Dr. Hanping Wang
Aquaculture Program Leader
Aquaculture team members recently published two papers related to production of monosex fish and sex control in aquaculture in prestigious aquatic and biological journals. The first paper is about the effect of density on sex differentiation, sexual dimorphism, stress, and related gene expression in yellow perch. It was published by PLOS ONE, which is a prestigious journal published by the Public Library of Science.
In this paper, researchers state that the stocking density does not have an effect on the sexual determination of yellow perch. However, it was concluded that high density is a chronic stress that has adverse effects on fish wellbeing, sexual size dimorphism, growth, survival, expression of stress-related genes, and mobilization of liver reserve.

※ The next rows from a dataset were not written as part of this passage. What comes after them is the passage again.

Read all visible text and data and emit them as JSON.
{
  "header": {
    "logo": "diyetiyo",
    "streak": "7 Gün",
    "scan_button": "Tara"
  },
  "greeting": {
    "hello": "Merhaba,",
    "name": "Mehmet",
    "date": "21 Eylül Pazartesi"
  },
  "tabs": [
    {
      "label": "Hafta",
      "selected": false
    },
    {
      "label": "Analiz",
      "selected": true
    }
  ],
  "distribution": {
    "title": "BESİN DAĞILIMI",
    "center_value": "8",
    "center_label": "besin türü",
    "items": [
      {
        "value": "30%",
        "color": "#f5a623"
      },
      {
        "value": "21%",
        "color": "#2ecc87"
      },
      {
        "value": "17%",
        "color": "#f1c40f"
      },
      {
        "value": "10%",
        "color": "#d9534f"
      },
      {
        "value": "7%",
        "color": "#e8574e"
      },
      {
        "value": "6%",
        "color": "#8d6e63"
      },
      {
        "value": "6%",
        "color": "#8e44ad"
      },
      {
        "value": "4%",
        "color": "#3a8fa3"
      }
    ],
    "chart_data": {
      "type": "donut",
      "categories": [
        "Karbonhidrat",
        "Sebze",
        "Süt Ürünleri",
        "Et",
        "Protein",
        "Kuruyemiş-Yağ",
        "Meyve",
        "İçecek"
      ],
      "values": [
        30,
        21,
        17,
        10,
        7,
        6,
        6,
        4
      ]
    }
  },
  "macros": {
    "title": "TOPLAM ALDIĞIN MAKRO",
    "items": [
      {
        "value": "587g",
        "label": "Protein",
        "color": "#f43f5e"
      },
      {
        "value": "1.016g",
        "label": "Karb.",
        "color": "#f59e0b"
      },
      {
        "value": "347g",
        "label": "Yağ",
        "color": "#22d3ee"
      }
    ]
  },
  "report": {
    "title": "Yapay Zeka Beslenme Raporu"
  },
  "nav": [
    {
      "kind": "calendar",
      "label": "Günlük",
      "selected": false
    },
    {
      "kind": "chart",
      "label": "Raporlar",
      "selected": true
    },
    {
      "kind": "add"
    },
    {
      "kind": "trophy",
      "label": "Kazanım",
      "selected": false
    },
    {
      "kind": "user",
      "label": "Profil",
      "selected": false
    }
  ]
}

A stocking density of 1 fish/L or 1,000 fish/m3 is recommended for indoor aquaculture systems to reduce stress, increase survival, and provide a better state of wellbeing and growth performance for rearing management of juvenile yellow perch and, particularly, create a greater advantage for females. The information is important for aquaculture management and practice.
For more information, please visit: doi.org/10.1371/journal.pone.0267904
The second paper, which explores the effect of methyltestosterone (MT) on sex differentiation and growth in juvenile yellow perch, was published by Fish Physiology and Biochemistry – one of the top-ranked aquaculture/fish journals.
In this study, researchers found that the dosage and time of MT-supplemented feed initiation influence the percentage of sex-reversed males and promote growth. Where using higher dosage MT at 50 mg/kg feed could effectively broaden the efficacy of sex-reversal up to 46 days post-hatching in yellow perch, the higher concentrations of MT have evidenced a negative effect on the gonadal development of fish. Hence, the initiation of low dosage 20 mg/kg feed of MT-supplemented feed at 38 dph for 60 days is suggested to produce all-male fish stocks of yellow perch for sex control purposes, as it had effectively produced 100% sex-reversed males, promoted growth, and reduced the total amount of MT used.
The identification of the labile period of sex determination that is manipulated by MT dosage and age of treatment is a valuable progression toward optimizing commercially viable regimes for producing all-female yellow perch, which grow significantly faster and larger than males.